Besides developing methods, microplastics researchers are coordinating to make sure the data they’re collecting from individual field studies can be reliably pooled. Revell, Materić, and the Allens are about to start a joint project using each of their analytical techniques to analyze the same sample to test whether their data match. “We hope that will lead to a standardized protocol,” Revell says.

Microplastics’ potential impacts on the planet and human health makes this research urgent, and it can be slow-going, hard work, these researchers say. Allen describes the emotional arc of a typical day: “You wake up—existential crisis. By lunch—there’s new science! Maybe if we get information out, it will help!”
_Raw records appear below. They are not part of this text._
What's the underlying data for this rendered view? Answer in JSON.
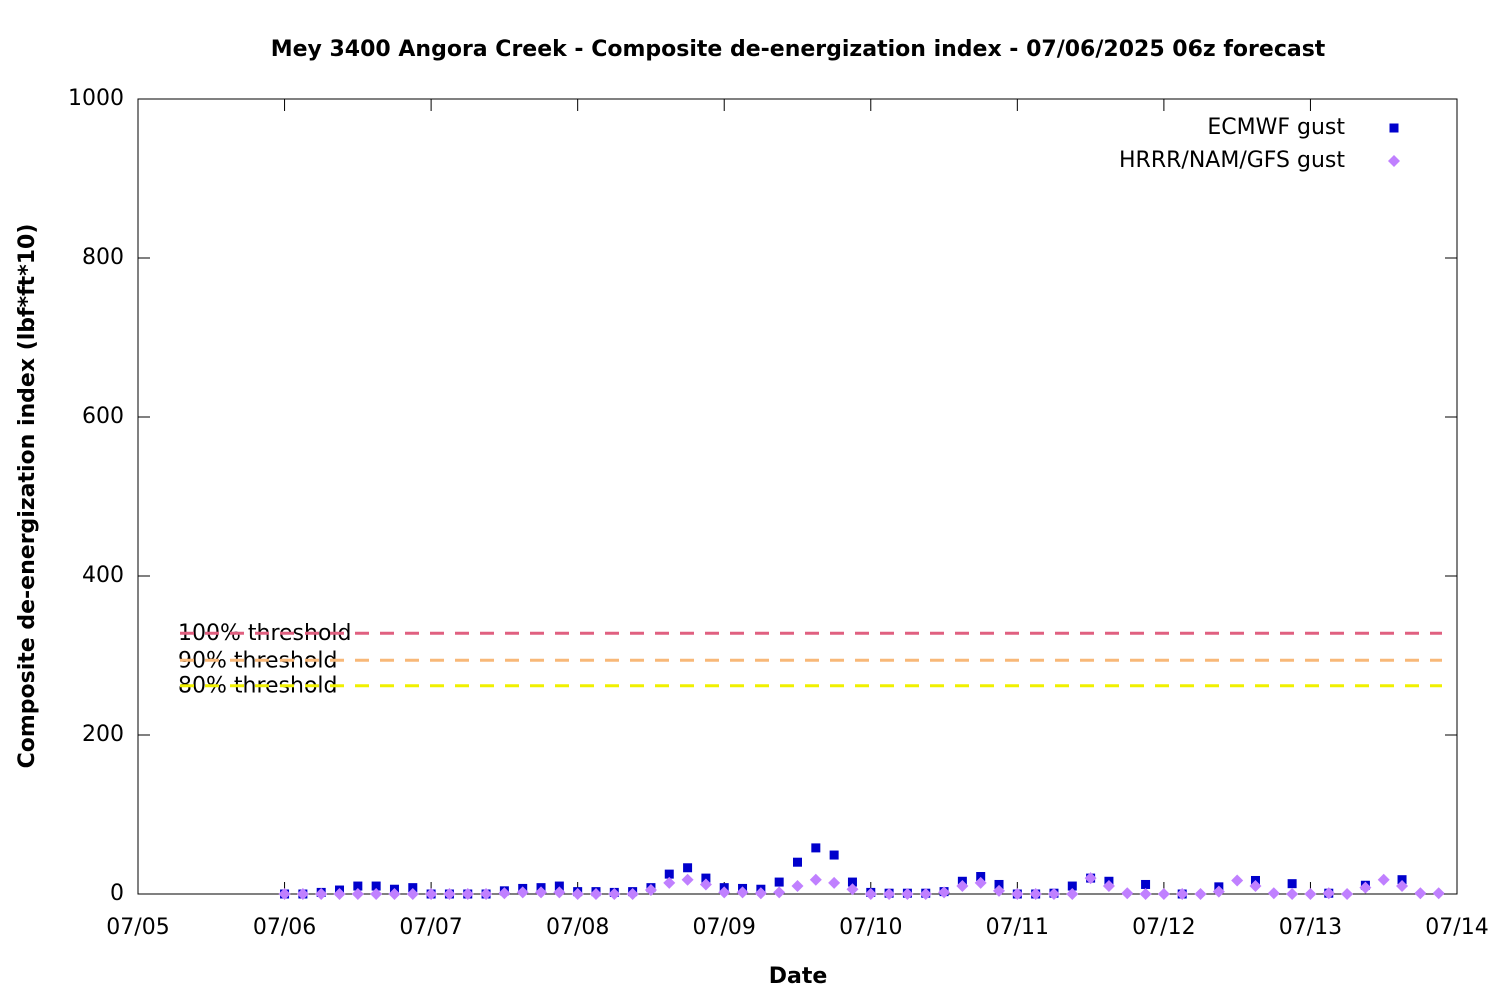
{
  "chart_data": {
    "type": "scatter",
    "title": "Mey 3400 Angora Creek - Composite de-energization index - 07/06/2025 06z forecast",
    "x_label": "Date",
    "y_label": "Composite de-energization index (lbf*ft*10)",
    "xlim": [
      5,
      14
    ],
    "xticks": [
      {
        "value": 5,
        "label": "07/05"
      },
      {
        "value": 6,
        "label": "07/06"
      },
      {
        "value": 7,
        "label": "07/07"
      },
      {
        "value": 8,
        "label": "07/08"
      },
      {
        "value": 9,
        "label": "07/09"
      },
      {
        "value": 10,
        "label": "07/10"
      },
      {
        "value": 11,
        "label": "07/11"
      },
      {
        "value": 12,
        "label": "07/12"
      },
      {
        "value": 13,
        "label": "07/13"
      },
      {
        "value": 14,
        "label": "07/14"
      }
    ],
    "ylim": [
      0,
      1000
    ],
    "yticks": [
      0,
      200,
      400,
      600,
      800,
      1000
    ],
    "grid": false,
    "legend": "top-right",
    "x": [
      6,
      6.125,
      6.25,
      6.375,
      6.5,
      6.625,
      6.75,
      6.875,
      7,
      7.125,
      7.25,
      7.375,
      7.5,
      7.625,
      7.75,
      7.875,
      8,
      8.125,
      8.25,
      8.375,
      8.5,
      8.625,
      8.75,
      8.875,
      9,
      9.125,
      9.25,
      9.375,
      9.5,
      9.625,
      9.75,
      9.875,
      10,
      10.125,
      10.25,
      10.375,
      10.5,
      10.625,
      10.75,
      10.875,
      11,
      11.125,
      11.25,
      11.375,
      11.5,
      11.625,
      11.75,
      11.875,
      12,
      12.125,
      12.25,
      12.375,
      12.5,
      12.625,
      12.75,
      12.875,
      13,
      13.125,
      13.25,
      13.375,
      13.5,
      13.625,
      13.75,
      13.875
    ],
    "series": [
      {
        "name": "ECMWF gust",
        "color": "#0000cc",
        "marker": "square",
        "values": [
          0,
          0,
          2,
          5,
          10,
          10,
          6,
          8,
          0,
          0,
          0,
          0,
          4,
          7,
          8,
          10,
          3,
          3,
          2,
          3,
          8,
          25,
          33,
          20,
          8,
          7,
          6,
          15,
          40,
          58,
          49,
          15,
          2,
          1,
          1,
          1,
          3,
          16,
          22,
          12,
          0,
          0,
          1,
          10,
          20,
          16,
          null,
          12,
          null,
          0,
          null,
          9,
          null,
          17,
          null,
          13,
          null,
          1,
          null,
          11,
          null,
          18,
          null,
          null
        ]
      },
      {
        "name": "HRRR/NAM/GFS gust",
        "color": "#c080ff",
        "marker": "diamond",
        "values": [
          0,
          0,
          0,
          0,
          0,
          0,
          0,
          0,
          0,
          0,
          0,
          0,
          1,
          2,
          2,
          2,
          0,
          0,
          0,
          0,
          5,
          14,
          18,
          12,
          2,
          2,
          1,
          2,
          10,
          18,
          14,
          6,
          0,
          0,
          0,
          0,
          2,
          10,
          14,
          4,
          0,
          0,
          0,
          0,
          20,
          10,
          1,
          0,
          0,
          0,
          0,
          3,
          17,
          10,
          1,
          0,
          0,
          1,
          0,
          8,
          18,
          10,
          1,
          1
        ]
      }
    ],
    "thresholds": [
      {
        "name": "100% threshold",
        "value": 328,
        "color": "#e06080"
      },
      {
        "name": "90% threshold",
        "value": 294,
        "color": "#f8b878"
      },
      {
        "name": "80% threshold",
        "value": 262,
        "color": "#f0f000"
      }
    ]
  }
}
And concern about atmospheric microplastics’ effects leads to another question: What can we do about the problem? Nano- and microplastics can’t be re-collected from the air or the water. And even if we stopped using plastics altogether, the legacy pollution would continue cycling from ocean to land to air because it takes a long time for plastic to break down in the environment. Atmospheric microplastics researchers say there’s not much any individual can do, besides try to buy less plastic, and fewer items packaged in plastic. Plastic bag bans help; so do approaches like a recent law in France banning single-use plastic packaging for many fruits and vegetables, Deonie Allen says.

“We have to move away from a throwaway mindset,” Revell says.